The Giants took Adrien Robinson with their fourth round pick in this year’s draft, a 6-foot-4, 267-pound project out of Cincinnati who Tom Coughlin called the “JPP of tight ends.” That’s high praise for a fourth round pick, but if that statement is even half true, Big Blue has a very talented, impactful player on its hands. Of course, expecting Robinson to make a JPP-like impact in his first year is unreasonable. It will probably be a few years before he makes his presence felt.
Overall, this group of tight ends is better than last year’s.
The Giants underwent massive change on the offensive line last season, with David Bass replacing Shaun O’Hara at center, William Beatty stepping in at left tackle, and David Diehl moving to left guard. By the end of the season, Diehl had replaced Beatty at left tackle and Kevin Boothe was the starter at left guard.
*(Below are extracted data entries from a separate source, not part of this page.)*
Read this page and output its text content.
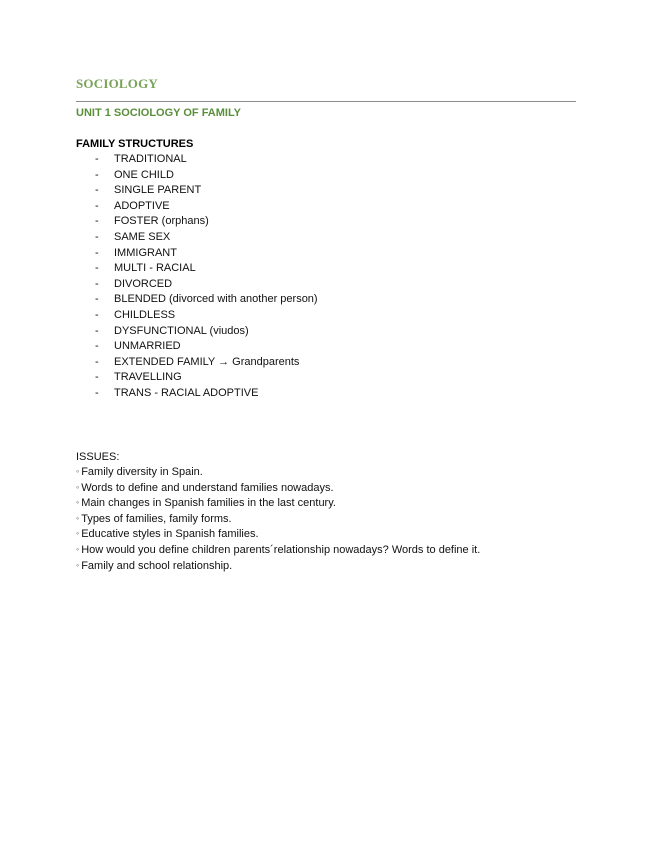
SOCIOLOGY
UNIT 1 SOCIOLOGY OF FAMILY
FAMILY STRUCTURES
- TRADITIONAL
- ONE CHILD
- SINGLE PARENT
- ADOPTIVE
- FOSTER (orphans)
- SAME SEX
- IMMIGRANT
- MULTI - RACIAL
- DIVORCED
- BLENDED (divorced with another person)
- CHILDLESS
- DYSFUNCTIONAL (viudos)
- UNMARRIED
- EXTENDED FAMILY → Grandparents
- TRAVELLING
- TRANS - RACIAL ADOPTIVE
ISSUES:
◦ Family diversity in Spain.
◦ Words to define and understand families nowadays.
◦ Main changes in Spanish families in the last century.
◦ Types of families, family forms.
◦ Educative styles in Spanish families.
◦ How would you define children parents´relationship nowadays? Words to define it.
◦ Family and school relationship.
The signing of Locklear as well as the addition of fourth round pick Brandon Moseley figures to shake up the rotation even more this season, as will the departure of right tackle Kareem McKenzie. This unit was one of the main reasons for Eli’s brilliant 2011 season, and it will need to be just as good—or better—in 2012.
Barring injury, I foresee major improvement for the O-line in 2012. Locklear isn’t a major dropoff from McKenzie and the addition of Moseley, as well as the continued maturation of tackle James Brewer and guard Mitch Petrus, gives Big Blue youth and flexibility where it needs it most.